This caused me a bit of confusion, and so I am hoping to prevent the same from happening to you. It has to do with Unicode code points, and how they relate back to interesting things like bits in memory.
Code points are arbitrary numbers that represent unicode data. You see them expressed in the form U+XXXX, where X is a Hex digit. So, for instance, the letter A is represented by U+0041. These code points are just abstractions that allow us to assign a unique ID to something approaching a "letter" (the concept of letters and whatnot are just an easy way for English-speaking people to get code points, but isn't 100% accurate).
So how do you take a code point, which is an abstract concept, and turn it into something useful that the computer can deal with? That's where encodings come in -- an encoding is an actual concrete representation of the unicode code point.

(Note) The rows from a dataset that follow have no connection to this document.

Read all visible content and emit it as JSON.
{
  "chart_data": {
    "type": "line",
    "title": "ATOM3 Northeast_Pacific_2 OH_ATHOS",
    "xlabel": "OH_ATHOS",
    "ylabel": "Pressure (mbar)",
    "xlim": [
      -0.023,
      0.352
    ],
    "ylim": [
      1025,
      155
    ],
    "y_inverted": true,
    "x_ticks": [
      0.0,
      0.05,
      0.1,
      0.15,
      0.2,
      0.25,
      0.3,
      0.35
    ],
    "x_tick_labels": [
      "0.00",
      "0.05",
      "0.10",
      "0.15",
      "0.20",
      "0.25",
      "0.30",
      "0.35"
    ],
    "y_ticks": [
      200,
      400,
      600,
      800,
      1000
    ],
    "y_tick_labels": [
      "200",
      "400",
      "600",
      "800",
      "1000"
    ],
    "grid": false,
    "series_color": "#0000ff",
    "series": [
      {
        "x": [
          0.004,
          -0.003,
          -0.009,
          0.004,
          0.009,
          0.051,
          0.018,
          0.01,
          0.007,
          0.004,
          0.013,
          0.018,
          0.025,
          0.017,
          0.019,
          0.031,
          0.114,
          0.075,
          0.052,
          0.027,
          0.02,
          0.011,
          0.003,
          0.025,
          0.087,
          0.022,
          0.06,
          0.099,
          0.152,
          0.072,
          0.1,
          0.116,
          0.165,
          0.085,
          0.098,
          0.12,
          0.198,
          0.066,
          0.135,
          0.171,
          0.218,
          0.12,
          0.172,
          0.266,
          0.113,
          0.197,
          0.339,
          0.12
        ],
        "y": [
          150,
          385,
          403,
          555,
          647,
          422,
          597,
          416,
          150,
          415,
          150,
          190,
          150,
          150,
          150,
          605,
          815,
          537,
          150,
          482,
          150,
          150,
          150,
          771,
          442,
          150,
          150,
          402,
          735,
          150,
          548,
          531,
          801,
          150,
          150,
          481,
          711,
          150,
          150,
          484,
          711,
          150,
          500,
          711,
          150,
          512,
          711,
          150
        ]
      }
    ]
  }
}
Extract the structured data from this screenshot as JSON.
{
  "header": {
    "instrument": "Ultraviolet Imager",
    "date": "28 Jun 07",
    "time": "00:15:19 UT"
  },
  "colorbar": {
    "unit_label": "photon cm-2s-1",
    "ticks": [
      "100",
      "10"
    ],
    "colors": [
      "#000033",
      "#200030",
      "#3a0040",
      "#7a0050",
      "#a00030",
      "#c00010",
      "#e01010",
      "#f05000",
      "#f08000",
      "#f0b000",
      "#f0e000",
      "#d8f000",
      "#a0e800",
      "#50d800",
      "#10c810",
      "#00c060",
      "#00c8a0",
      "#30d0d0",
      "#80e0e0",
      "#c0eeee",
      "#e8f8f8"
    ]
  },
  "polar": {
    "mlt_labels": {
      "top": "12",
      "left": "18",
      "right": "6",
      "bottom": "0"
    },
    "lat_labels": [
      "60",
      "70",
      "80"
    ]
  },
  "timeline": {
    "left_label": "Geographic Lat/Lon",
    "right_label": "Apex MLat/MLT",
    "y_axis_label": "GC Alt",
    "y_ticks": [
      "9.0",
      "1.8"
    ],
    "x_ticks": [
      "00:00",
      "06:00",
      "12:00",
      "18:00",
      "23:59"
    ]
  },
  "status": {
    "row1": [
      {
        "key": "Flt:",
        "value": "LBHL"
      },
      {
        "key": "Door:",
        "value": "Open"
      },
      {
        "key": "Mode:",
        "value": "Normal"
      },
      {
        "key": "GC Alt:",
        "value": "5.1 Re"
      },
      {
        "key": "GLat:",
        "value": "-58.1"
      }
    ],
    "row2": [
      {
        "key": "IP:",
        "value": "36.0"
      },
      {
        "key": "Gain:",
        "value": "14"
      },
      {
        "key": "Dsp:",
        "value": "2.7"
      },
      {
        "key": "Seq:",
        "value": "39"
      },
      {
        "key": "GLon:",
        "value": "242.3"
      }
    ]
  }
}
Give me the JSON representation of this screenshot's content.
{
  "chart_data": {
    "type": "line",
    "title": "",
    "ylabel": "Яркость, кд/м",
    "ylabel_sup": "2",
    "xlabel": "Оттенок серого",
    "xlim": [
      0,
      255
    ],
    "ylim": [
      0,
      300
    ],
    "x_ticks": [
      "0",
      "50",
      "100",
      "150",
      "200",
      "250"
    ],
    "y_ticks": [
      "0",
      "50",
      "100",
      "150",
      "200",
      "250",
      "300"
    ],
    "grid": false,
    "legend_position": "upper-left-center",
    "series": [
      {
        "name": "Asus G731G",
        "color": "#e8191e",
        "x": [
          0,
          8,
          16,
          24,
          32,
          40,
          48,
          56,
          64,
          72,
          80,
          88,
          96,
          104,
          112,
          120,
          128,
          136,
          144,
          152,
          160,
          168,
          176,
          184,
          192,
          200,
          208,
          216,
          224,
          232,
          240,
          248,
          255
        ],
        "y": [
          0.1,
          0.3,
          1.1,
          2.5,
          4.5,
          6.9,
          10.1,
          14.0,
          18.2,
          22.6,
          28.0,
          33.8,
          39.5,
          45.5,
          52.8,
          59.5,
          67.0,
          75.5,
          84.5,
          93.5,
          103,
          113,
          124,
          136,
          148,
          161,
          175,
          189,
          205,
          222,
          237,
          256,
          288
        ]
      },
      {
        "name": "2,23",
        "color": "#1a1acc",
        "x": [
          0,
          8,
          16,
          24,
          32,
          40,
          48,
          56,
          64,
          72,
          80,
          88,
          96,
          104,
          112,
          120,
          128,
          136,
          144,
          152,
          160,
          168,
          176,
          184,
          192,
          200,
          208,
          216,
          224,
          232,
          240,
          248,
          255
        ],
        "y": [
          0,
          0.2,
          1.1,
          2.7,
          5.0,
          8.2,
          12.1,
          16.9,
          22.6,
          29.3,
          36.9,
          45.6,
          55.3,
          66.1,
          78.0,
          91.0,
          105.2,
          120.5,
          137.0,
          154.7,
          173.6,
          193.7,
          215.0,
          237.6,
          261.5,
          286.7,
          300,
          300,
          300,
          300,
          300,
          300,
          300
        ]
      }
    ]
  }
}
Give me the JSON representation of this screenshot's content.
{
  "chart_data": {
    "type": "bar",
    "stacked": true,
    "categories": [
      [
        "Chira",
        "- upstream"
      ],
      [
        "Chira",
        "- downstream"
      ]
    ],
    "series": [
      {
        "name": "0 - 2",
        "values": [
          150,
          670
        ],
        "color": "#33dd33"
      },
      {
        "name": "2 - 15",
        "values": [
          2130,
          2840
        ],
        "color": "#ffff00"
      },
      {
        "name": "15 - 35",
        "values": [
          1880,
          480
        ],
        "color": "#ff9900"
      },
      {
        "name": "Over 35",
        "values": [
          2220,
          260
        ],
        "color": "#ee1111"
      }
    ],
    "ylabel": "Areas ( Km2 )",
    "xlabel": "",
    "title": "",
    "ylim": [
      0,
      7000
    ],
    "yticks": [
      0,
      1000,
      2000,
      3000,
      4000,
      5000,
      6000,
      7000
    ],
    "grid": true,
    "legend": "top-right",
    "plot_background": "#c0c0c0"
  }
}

The encoding is what's responsible for determining the bits in memory.
For example, U+0041 is represented in ASCII encoding as 0x41. It's represented in UTF-8 by 0x41. It's represented in UCS-2 by 0x00 0x41 (or 0x41 0x00, depending on the endianness of your platform). As you can see, the code point can have different encodings on disk, but all those encodings represent the abstract concept of U+0041. A more complex example would be U+2665 (Black Heart Suit). In ASCII, there is no representation. In UTF-16, it is 0x26 0x65 (or swapped, as mentioned earlier). In UTF-8, it is 0xE2 0x99 0xA5.
So the key point to take home is this: code points are abstract until you apply an encoding to them. The encoding determines the actual bits.